Tue Apr 27, 2010 at 11:15 pm

By Dennis Polkow

Richard Goode performed music of Bach and Haydn at Symphony Center.

Audience members almost audibly wince when management steps out for an announcement at the beginning of a recital: is somebody sick or is repertoire that ticketholders were looking forward being dropped from the planned program?

Only at a Richard Goode recital would you get the announcement that a piece had actually been added to Symphony Center’s Sunday afternoon recital.

The supplementary work was Bach’s Prelude and Fugue in G Major (BWV 885) from Book II of The Well-Tempered Clavier, played before the already announced opening Bach set that included the Prelude and Fugue in f-sharp minor (BWV 883) and the Prelude and Fugue in C-sharp Major (BWV 872), all also from Book II of the WTC.

That was a smart call, setting the precedent that would also hold true for the Haydn, with bright, upbeat and brilliant pieces in major keys sandwichiching an introspective, slower piece in a minor key.

Goode’s Bach is a curious hybrid of early music thinking and a more Romantic approach: on one hand, he rarely pedals and allows transparency, form and clarity to dominate features of the music, often taking tempos briskly. Yet repeats are given dynamic contrast and include pianistic shading and colors of vintage 19th-century variety and eccentric rubato that will sometimes nearly grind an established tempo to a halt.

Taken on its own, this was a far more personal interpretation of Bach than is considered acceptable these days, yet given the musicianship and connection to the rest of Goode’s program, he managed to make it work.

How often do you have a chance to hear not one, but three, Haydn sonatas on a single program? This was a bold move, and each were positioned for maximum contrast.
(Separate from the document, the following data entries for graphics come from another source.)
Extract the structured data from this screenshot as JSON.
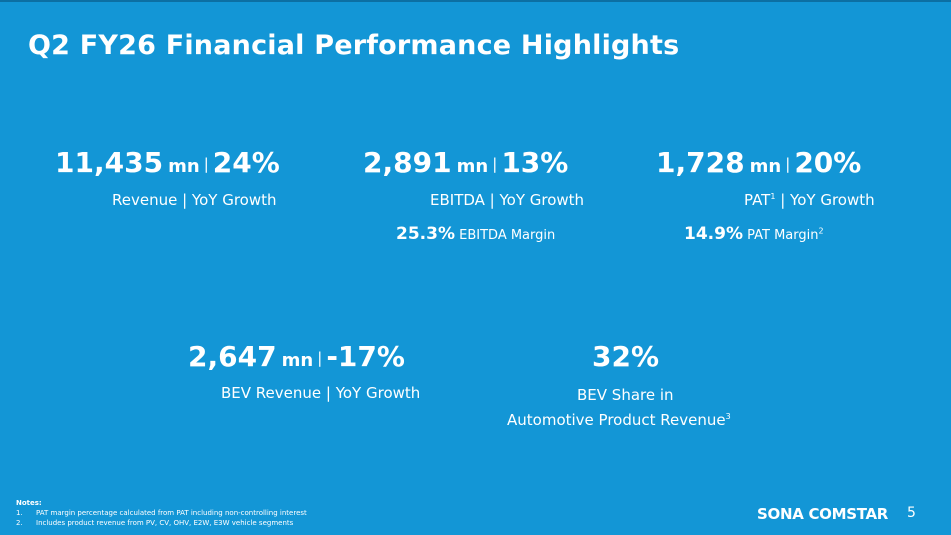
{
  "slide": {
    "title": "Q2 FY26 Financial Performance Highlights",
    "page_number": "5",
    "brand": "SONA COMSTAR"
  },
  "metrics": {
    "revenue": {
      "value": "11,435",
      "unit": "mn",
      "growth": "24%",
      "label": "Revenue | YoY Growth"
    },
    "ebitda": {
      "value": "2,891",
      "unit": "mn",
      "growth": "13%",
      "label": "EBITDA | YoY Growth",
      "margin_value": "25.3%",
      "margin_label": "EBITDA Margin"
    },
    "pat": {
      "value": "1,728",
      "unit": "mn",
      "growth": "20%",
      "label_prefix": "PAT",
      "label_sup": "1",
      "label_suffix": " | YoY Growth",
      "margin_value": "14.9%",
      "margin_label": "PAT Margin",
      "margin_sup": "2"
    },
    "bev_revenue": {
      "value": "2,647",
      "unit": "mn",
      "growth": "-17%",
      "label": "BEV Revenue | YoY Growth"
    },
    "bev_share": {
      "value": "32%",
      "label_line1": "BEV Share in",
      "label_line2": "Automotive Product Revenue",
      "label_sup": "3"
    }
  },
  "notes": {
    "heading": "Notes:",
    "items": [
      {
        "num": "1.",
        "text": "PAT margin percentage calculated from PAT including non-controlling interest"
      },
      {
        "num": "2.",
        "text": "Includes product revenue from PV, CV, OHV, E2W, E3W vehicle segments"
      }
    ]
  },
  "colors": {
    "background": "#1396d6",
    "text": "#ffffff"
  }
}
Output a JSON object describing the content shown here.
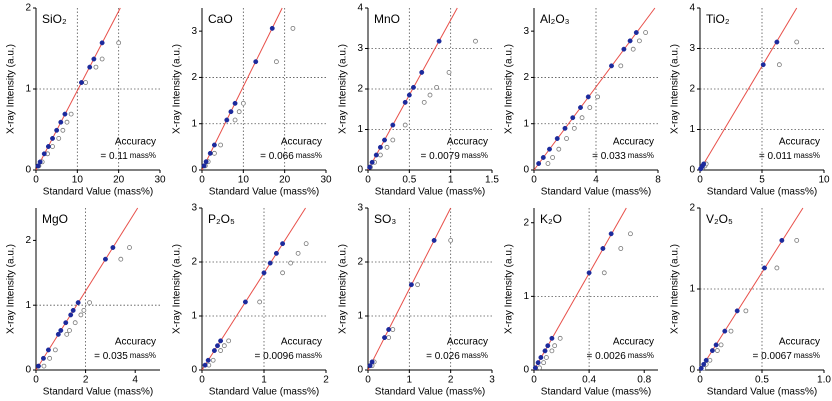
{
  "chart_data": [
    {
      "type": "scatter",
      "title": "SiO₂",
      "xlabel": "Standard Value (mass%)",
      "ylabel": "X-ray Intensity (a.u.)",
      "xlim": [
        0,
        30
      ],
      "xticks": [
        0,
        10,
        20,
        30
      ],
      "ylim": [
        0,
        2
      ],
      "yticks": [
        0,
        1,
        2
      ],
      "grid": true,
      "annotation": "Accuracy",
      "accuracy": "= 0.11",
      "unit": "mass%",
      "series": [
        {
          "mode": "line",
          "color": "#e8504a",
          "x": [
            0,
            20.4
          ],
          "values": [
            0,
            2
          ]
        },
        {
          "mode": "open",
          "color": "#777777",
          "x": [
            0.7,
            1.5,
            2.8,
            4,
            5.5,
            6.5,
            7.5,
            8.5,
            12,
            14.5,
            16,
            20
          ],
          "values": [
            0.05,
            0.1,
            0.2,
            0.29,
            0.39,
            0.49,
            0.59,
            0.69,
            1.08,
            1.27,
            1.37,
            1.57
          ]
        },
        {
          "mode": "filled",
          "color": "#1c2a9c",
          "x": [
            0.5,
            1,
            2,
            3,
            4,
            5,
            6,
            7,
            11,
            13,
            14,
            16
          ],
          "values": [
            0.05,
            0.1,
            0.2,
            0.29,
            0.39,
            0.49,
            0.59,
            0.69,
            1.08,
            1.27,
            1.37,
            1.57
          ]
        }
      ]
    },
    {
      "type": "scatter",
      "title": "CaO",
      "xlabel": "Standard Value (mass%)",
      "ylabel": "X-ray Intensity (a.u.)",
      "xlim": [
        0,
        30
      ],
      "xticks": [
        0,
        10,
        20,
        30
      ],
      "ylim": [
        0,
        3.5
      ],
      "yticks": [
        0,
        1,
        2,
        3
      ],
      "grid": true,
      "annotation": "Accuracy",
      "accuracy": "= 0.066",
      "unit": "mass%",
      "series": [
        {
          "mode": "line",
          "color": "#e8504a",
          "x": [
            0,
            19.4
          ],
          "values": [
            0,
            3.5
          ]
        },
        {
          "mode": "open",
          "color": "#777777",
          "x": [
            0.8,
            1.5,
            3,
            4.5,
            8,
            9,
            10,
            18,
            22
          ],
          "values": [
            0.09,
            0.18,
            0.36,
            0.54,
            1.08,
            1.26,
            1.44,
            2.34,
            3.06
          ]
        },
        {
          "mode": "filled",
          "color": "#1c2a9c",
          "x": [
            0.5,
            1,
            2,
            3,
            6,
            7,
            8,
            13,
            17
          ],
          "values": [
            0.09,
            0.18,
            0.36,
            0.54,
            1.08,
            1.26,
            1.44,
            2.34,
            3.06
          ]
        }
      ]
    },
    {
      "type": "scatter",
      "title": "MnO",
      "xlabel": "Standard Value (mass%)",
      "ylabel": "X-ray Intensity (a.u.)",
      "xlim": [
        0,
        1.5
      ],
      "xticks": [
        0,
        0.5,
        1,
        1.5
      ],
      "ylim": [
        0,
        4
      ],
      "yticks": [
        0,
        1,
        2,
        3,
        4
      ],
      "grid": true,
      "annotation": "Accuracy",
      "accuracy": "= 0.0079",
      "unit": "mass%",
      "series": [
        {
          "mode": "line",
          "color": "#e8504a",
          "x": [
            0,
            1.08
          ],
          "values": [
            0,
            4
          ]
        },
        {
          "mode": "open",
          "color": "#777777",
          "x": [
            0.03,
            0.08,
            0.15,
            0.23,
            0.3,
            0.45,
            0.68,
            0.75,
            0.83,
            0.98,
            1.3
          ],
          "values": [
            0.07,
            0.19,
            0.37,
            0.56,
            0.74,
            1.11,
            1.67,
            1.85,
            2.04,
            2.41,
            3.18
          ]
        },
        {
          "mode": "filled",
          "color": "#1c2a9c",
          "x": [
            0.02,
            0.05,
            0.1,
            0.15,
            0.2,
            0.3,
            0.45,
            0.5,
            0.55,
            0.65,
            0.86
          ],
          "values": [
            0.07,
            0.19,
            0.37,
            0.56,
            0.74,
            1.11,
            1.67,
            1.85,
            2.04,
            2.41,
            3.18
          ]
        }
      ]
    },
    {
      "type": "scatter",
      "title": "Al₂O₃",
      "xlabel": "Standard Value (mass%)",
      "ylabel": "X-ray Intensity (a.u.)",
      "xlim": [
        0,
        8
      ],
      "xticks": [
        0,
        4,
        8
      ],
      "ylim": [
        0,
        3.5
      ],
      "yticks": [
        0,
        1,
        2,
        3
      ],
      "grid": true,
      "annotation": "Accuracy",
      "accuracy": "= 0.033",
      "unit": "mass%",
      "series": [
        {
          "mode": "line",
          "color": "#e8504a",
          "x": [
            0,
            7.8
          ],
          "values": [
            0,
            3.5
          ]
        },
        {
          "mode": "open",
          "color": "#777777",
          "x": [
            0.9,
            1.2,
            1.6,
            2.1,
            2.6,
            3.1,
            3.6,
            4.1,
            5.6,
            6.4,
            6.8,
            7.2
          ],
          "values": [
            0.14,
            0.27,
            0.45,
            0.68,
            0.9,
            1.13,
            1.35,
            1.58,
            2.25,
            2.61,
            2.79,
            2.97
          ]
        },
        {
          "mode": "filled",
          "color": "#1c2a9c",
          "x": [
            0.3,
            0.6,
            1,
            1.5,
            2,
            2.5,
            3,
            3.5,
            5,
            5.8,
            6.2,
            6.6
          ],
          "values": [
            0.14,
            0.27,
            0.45,
            0.68,
            0.9,
            1.13,
            1.35,
            1.58,
            2.25,
            2.61,
            2.79,
            2.97
          ]
        }
      ]
    },
    {
      "type": "scatter",
      "title": "TiO₂",
      "xlabel": "Standard Value (mass%)",
      "ylabel": "X-ray Intensity (a.u.)",
      "xlim": [
        0,
        10
      ],
      "xticks": [
        0,
        5,
        10
      ],
      "ylim": [
        0,
        4
      ],
      "yticks": [
        0,
        1,
        2,
        3,
        4
      ],
      "grid": true,
      "annotation": "Accuracy",
      "accuracy": "= 0.011",
      "unit": "mass%",
      "series": [
        {
          "mode": "line",
          "color": "#e8504a",
          "x": [
            0,
            7.8
          ],
          "values": [
            0,
            4
          ]
        },
        {
          "mode": "open",
          "color": "#777777",
          "x": [
            0.1,
            0.2,
            0.4,
            0.5,
            6.4,
            7.8
          ],
          "values": [
            0.03,
            0.05,
            0.1,
            0.15,
            2.6,
            3.16
          ]
        },
        {
          "mode": "filled",
          "color": "#1c2a9c",
          "x": [
            0.05,
            0.1,
            0.2,
            0.3,
            5.1,
            6.2
          ],
          "values": [
            0.03,
            0.05,
            0.1,
            0.15,
            2.6,
            3.16
          ]
        }
      ]
    },
    {
      "type": "scatter",
      "title": "MgO",
      "xlabel": "Standard Value (mass%)",
      "ylabel": "X-ray Intensity (a.u.)",
      "xlim": [
        0,
        5
      ],
      "xticks": [
        0,
        2,
        4
      ],
      "ylim": [
        0,
        2.5
      ],
      "yticks": [
        0,
        1,
        2
      ],
      "grid": true,
      "annotation": "Accuracy",
      "accuracy": "= 0.035",
      "unit": "mass%",
      "series": [
        {
          "mode": "line",
          "color": "#e8504a",
          "x": [
            0,
            4.1
          ],
          "values": [
            0,
            2.5
          ]
        },
        {
          "mode": "open",
          "color": "#777777",
          "x": [
            0.32,
            0.55,
            0.78,
            1.24,
            1.35,
            1.58,
            1.81,
            1.93,
            2.16,
            3.42,
            3.77
          ],
          "values": [
            0.06,
            0.18,
            0.31,
            0.55,
            0.61,
            0.73,
            0.85,
            0.92,
            1.04,
            1.71,
            1.89
          ]
        },
        {
          "mode": "filled",
          "color": "#1c2a9c",
          "x": [
            0.1,
            0.3,
            0.5,
            0.9,
            1.0,
            1.2,
            1.4,
            1.5,
            1.7,
            2.8,
            3.1
          ],
          "values": [
            0.06,
            0.18,
            0.31,
            0.55,
            0.61,
            0.73,
            0.85,
            0.92,
            1.04,
            1.71,
            1.89
          ]
        }
      ]
    },
    {
      "type": "scatter",
      "title": "P₂O₅",
      "xlabel": "Standard Value (mass%)",
      "ylabel": "X-ray Intensity (a.u.)",
      "xlim": [
        0,
        2
      ],
      "xticks": [
        0,
        1,
        2
      ],
      "ylim": [
        0,
        3
      ],
      "yticks": [
        0,
        1,
        2,
        3
      ],
      "grid": true,
      "annotation": "Accuracy",
      "accuracy": "= 0.0096",
      "unit": "mass%",
      "series": [
        {
          "mode": "line",
          "color": "#e8504a",
          "x": [
            0,
            1.67
          ],
          "values": [
            0,
            3
          ]
        },
        {
          "mode": "open",
          "color": "#777777",
          "x": [
            0.11,
            0.18,
            0.3,
            0.36,
            0.43,
            0.93,
            1.3,
            1.43,
            1.55,
            1.68
          ],
          "values": [
            0.09,
            0.18,
            0.36,
            0.45,
            0.54,
            1.26,
            1.8,
            1.98,
            2.16,
            2.34
          ]
        },
        {
          "mode": "filled",
          "color": "#1c2a9c",
          "x": [
            0.05,
            0.1,
            0.2,
            0.25,
            0.3,
            0.7,
            1.0,
            1.1,
            1.2,
            1.3
          ],
          "values": [
            0.09,
            0.18,
            0.36,
            0.45,
            0.54,
            1.26,
            1.8,
            1.98,
            2.16,
            2.34
          ]
        }
      ]
    },
    {
      "type": "scatter",
      "title": "SO₃",
      "xlabel": "Standard Value (mass%)",
      "ylabel": "X-ray Intensity (a.u.)",
      "xlim": [
        0,
        3
      ],
      "xticks": [
        0,
        1,
        2,
        3
      ],
      "ylim": [
        0,
        3
      ],
      "yticks": [
        0,
        1,
        2,
        3
      ],
      "grid": true,
      "annotation": "Accuracy",
      "accuracy": "= 0.026",
      "unit": "mass%",
      "series": [
        {
          "mode": "line",
          "color": "#e8504a",
          "x": [
            0,
            2
          ],
          "values": [
            0,
            3
          ]
        },
        {
          "mode": "open",
          "color": "#777777",
          "x": [
            0.1,
            0.15,
            0.5,
            0.6,
            1.2,
            2.0
          ],
          "values": [
            0.08,
            0.15,
            0.6,
            0.75,
            1.58,
            2.4
          ]
        },
        {
          "mode": "filled",
          "color": "#1c2a9c",
          "x": [
            0.05,
            0.1,
            0.4,
            0.5,
            1.05,
            1.6
          ],
          "values": [
            0.08,
            0.15,
            0.6,
            0.75,
            1.58,
            2.4
          ]
        }
      ]
    },
    {
      "type": "scatter",
      "title": "K₂O",
      "xlabel": "Standard Value (mass%)",
      "ylabel": "X-ray Intensity (a.u.)",
      "xlim": [
        0,
        0.9
      ],
      "xticks": [
        0,
        0.4,
        0.8
      ],
      "ylim": [
        0,
        2.2
      ],
      "yticks": [
        0,
        1,
        2
      ],
      "grid": true,
      "annotation": "Accuracy",
      "accuracy": "= 0.0026",
      "unit": "mass%",
      "series": [
        {
          "mode": "line",
          "color": "#e8504a",
          "x": [
            0,
            0.67
          ],
          "values": [
            0,
            2.2
          ]
        },
        {
          "mode": "open",
          "color": "#777777",
          "x": [
            0.04,
            0.07,
            0.09,
            0.13,
            0.15,
            0.19,
            0.51,
            0.63,
            0.7
          ],
          "values": [
            0.03,
            0.1,
            0.17,
            0.26,
            0.33,
            0.43,
            1.32,
            1.65,
            1.85
          ]
        },
        {
          "mode": "filled",
          "color": "#1c2a9c",
          "x": [
            0.01,
            0.03,
            0.05,
            0.08,
            0.1,
            0.13,
            0.4,
            0.5,
            0.56
          ],
          "values": [
            0.03,
            0.1,
            0.17,
            0.26,
            0.33,
            0.43,
            1.32,
            1.65,
            1.85
          ]
        }
      ]
    },
    {
      "type": "scatter",
      "title": "V₂O₅",
      "xlabel": "Standard Value (mass%)",
      "ylabel": "X-ray Intensity (a.u.)",
      "xlim": [
        0,
        1
      ],
      "xticks": [
        0,
        0.5,
        {
          "value": 1,
          "label": "1.0"
        }
      ],
      "ylim": [
        0,
        2
      ],
      "yticks": [
        0,
        1,
        2
      ],
      "grid": true,
      "annotation": "Accuracy",
      "accuracy": "= 0.0067",
      "unit": "mass%",
      "series": [
        {
          "mode": "line",
          "color": "#e8504a",
          "x": [
            0,
            0.83
          ],
          "values": [
            0,
            2
          ]
        },
        {
          "mode": "open",
          "color": "#777777",
          "x": [
            0.03,
            0.05,
            0.08,
            0.14,
            0.17,
            0.25,
            0.37,
            0.62,
            0.78
          ],
          "values": [
            0.02,
            0.07,
            0.12,
            0.24,
            0.31,
            0.48,
            0.73,
            1.26,
            1.6
          ]
        },
        {
          "mode": "filled",
          "color": "#1c2a9c",
          "x": [
            0.01,
            0.03,
            0.05,
            0.1,
            0.13,
            0.2,
            0.3,
            0.52,
            0.66
          ],
          "values": [
            0.02,
            0.07,
            0.12,
            0.24,
            0.31,
            0.48,
            0.73,
            1.26,
            1.6
          ]
        }
      ]
    }
  ]
}
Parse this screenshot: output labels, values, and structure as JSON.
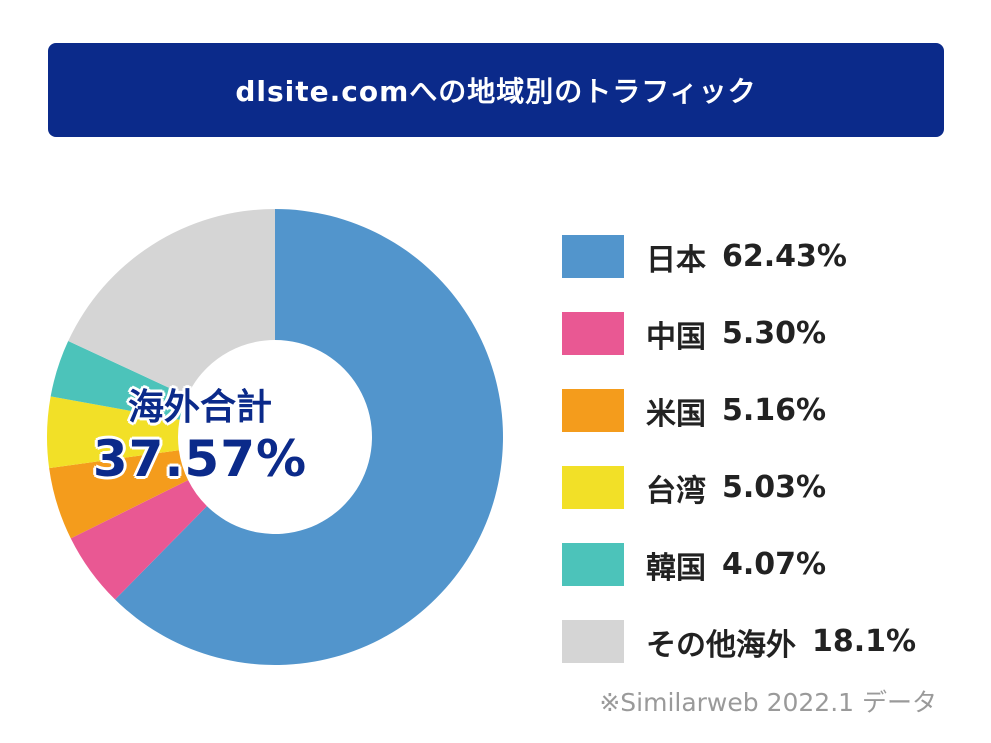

The Sonata in E Major (Hob. XVI:22) and b minor (Hob. XVI: 32) both belong to Haydn’s so-called Middle Period, which in terms of his keyboard sonatas means that he was moving away from the faithful use of classical form that he had established in the early sonatas—-from the limitations of the clavichord and embracing the new fortepiano and its dynamic possibilities, with pieces more demanding, daring and unpredictable.

It was evident that Goode chose Haydn sonatas that show a particular debt to Bach — or at least Goode’s own interpretation of Bach, particularly in terms of how he handled rolling arpeggios — but in the case of the Sonata in C Major (Hob. XVI:50), he also wanted to make Haydn a link to the ardent Romanticism that would be represented on the second half of the program.

Schumann’s Kreisleriana made up the remainder of the planned program, a world that Goode seemed more familiar and comfortable with not only in terms of this being the only piece of the day where he was not reading music, but also in terms of his confidence and swagger.

From the opening notes, Goode literally attacked the instrument like a pianistic alchemist, bringing forth a huge variety of colors and moods. Goode strived to show the enormous debt that Schumann owed to Bach and Haydn, despite such explosion of form and Schumann’s putting the music completely at the service of emotion.

Encores included music by Elizabethan composer William Byrd that consisted of a prologue followed by a lively minuet, as if to show that even Bach had his influences, and a Chopin nocturne that saluted the Chopin bicentennial while also serving as a fitting farewell to an extraordinary afternoon.